The Cleveland Police Museum is honored to tell the stories of our Fallen Officers on the anniversary of their End of Watch.
William C. Isaac, nephew of former Lt. Albert Isaac, was appointed to the police force on May 11, 1906. Serving as a patrolman for six years, he was then appointed to the Detective Bureau then the Vice Squad.
On December 1, 1919, Sergeant Isaac and Patrolman John V. Masterson were on rounds and entered Coleman’s Saloon. As they entered, they noticed three men in the kitchen. Sgt. Isaac led the way and ordered Patrolman Masterson to search the men. As Masterson started the search, one suspect tried to slip a revolver into the sink. Isaac started toward him ordering him to turn the gun over. The gunman fired two shots, one striking Isaac, sending him staggering into Patrolman Masterson’s arms. The impact of Isaac’s weight dropped Masterson to his knees.

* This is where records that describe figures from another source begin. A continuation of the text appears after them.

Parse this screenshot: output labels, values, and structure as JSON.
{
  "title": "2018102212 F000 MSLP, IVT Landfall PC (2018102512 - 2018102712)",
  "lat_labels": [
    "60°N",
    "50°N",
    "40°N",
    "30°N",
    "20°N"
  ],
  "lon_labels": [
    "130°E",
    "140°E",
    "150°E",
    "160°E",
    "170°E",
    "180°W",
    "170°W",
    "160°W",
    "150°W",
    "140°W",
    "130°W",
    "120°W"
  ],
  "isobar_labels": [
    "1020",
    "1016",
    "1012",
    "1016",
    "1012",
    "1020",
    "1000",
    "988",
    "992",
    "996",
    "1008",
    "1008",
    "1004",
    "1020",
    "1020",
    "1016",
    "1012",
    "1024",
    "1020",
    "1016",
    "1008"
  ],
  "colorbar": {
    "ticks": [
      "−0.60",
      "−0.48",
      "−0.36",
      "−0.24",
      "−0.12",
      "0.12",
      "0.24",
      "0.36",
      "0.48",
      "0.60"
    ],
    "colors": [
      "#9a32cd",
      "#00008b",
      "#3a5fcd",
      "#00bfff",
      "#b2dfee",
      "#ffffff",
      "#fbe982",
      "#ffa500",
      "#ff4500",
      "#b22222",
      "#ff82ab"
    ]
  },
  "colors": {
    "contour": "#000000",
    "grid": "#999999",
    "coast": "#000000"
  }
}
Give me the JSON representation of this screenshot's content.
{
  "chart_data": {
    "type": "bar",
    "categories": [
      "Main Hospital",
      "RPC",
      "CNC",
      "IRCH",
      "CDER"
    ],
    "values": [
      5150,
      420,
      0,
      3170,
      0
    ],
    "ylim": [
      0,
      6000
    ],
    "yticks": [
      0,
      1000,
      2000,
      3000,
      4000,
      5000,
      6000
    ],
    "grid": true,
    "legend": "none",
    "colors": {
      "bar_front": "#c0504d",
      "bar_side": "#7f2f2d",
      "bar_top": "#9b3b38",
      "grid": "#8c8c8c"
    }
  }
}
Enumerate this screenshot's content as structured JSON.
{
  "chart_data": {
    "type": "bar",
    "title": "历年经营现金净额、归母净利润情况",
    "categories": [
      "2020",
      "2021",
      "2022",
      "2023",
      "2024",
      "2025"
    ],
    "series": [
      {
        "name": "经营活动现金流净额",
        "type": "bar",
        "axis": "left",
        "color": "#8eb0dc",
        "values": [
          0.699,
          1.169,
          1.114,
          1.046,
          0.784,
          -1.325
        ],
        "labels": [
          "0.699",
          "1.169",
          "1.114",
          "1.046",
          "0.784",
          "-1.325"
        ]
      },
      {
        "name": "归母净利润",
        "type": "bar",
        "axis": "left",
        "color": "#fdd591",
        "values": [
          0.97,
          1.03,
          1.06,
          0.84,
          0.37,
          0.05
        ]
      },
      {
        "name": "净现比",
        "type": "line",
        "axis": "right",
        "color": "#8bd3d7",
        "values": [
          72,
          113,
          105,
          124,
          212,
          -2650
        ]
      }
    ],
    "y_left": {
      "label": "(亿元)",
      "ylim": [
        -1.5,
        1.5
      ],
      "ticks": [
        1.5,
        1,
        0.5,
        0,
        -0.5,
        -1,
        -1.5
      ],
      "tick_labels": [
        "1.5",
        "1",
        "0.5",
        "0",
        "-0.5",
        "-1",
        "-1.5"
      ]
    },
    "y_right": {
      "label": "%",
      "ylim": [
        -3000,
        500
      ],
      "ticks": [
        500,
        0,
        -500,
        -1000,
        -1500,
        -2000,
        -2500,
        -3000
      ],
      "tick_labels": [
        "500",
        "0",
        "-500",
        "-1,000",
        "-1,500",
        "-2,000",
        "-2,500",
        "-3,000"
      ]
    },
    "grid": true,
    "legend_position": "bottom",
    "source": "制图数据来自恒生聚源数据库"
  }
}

As Patrolman Masterson tried to rise, the three men fled. Isaac was taken to St. Luke’s Hospital, where he died within a few minutes without regaining consciousness. Following a tip, police apprehended the suspects within an hour after the shooting.
Sergeant William C. Isaac was survived by his wife, Jessie, a son Clarence, and a daughter, Jessie, his mother, Mrs. Henrietta Taylor, two sisters, Mrs. Herbert Green and Mrs. Al Jansen, and three brothers, Elmer, Clayton and Roy, all from Cleveland.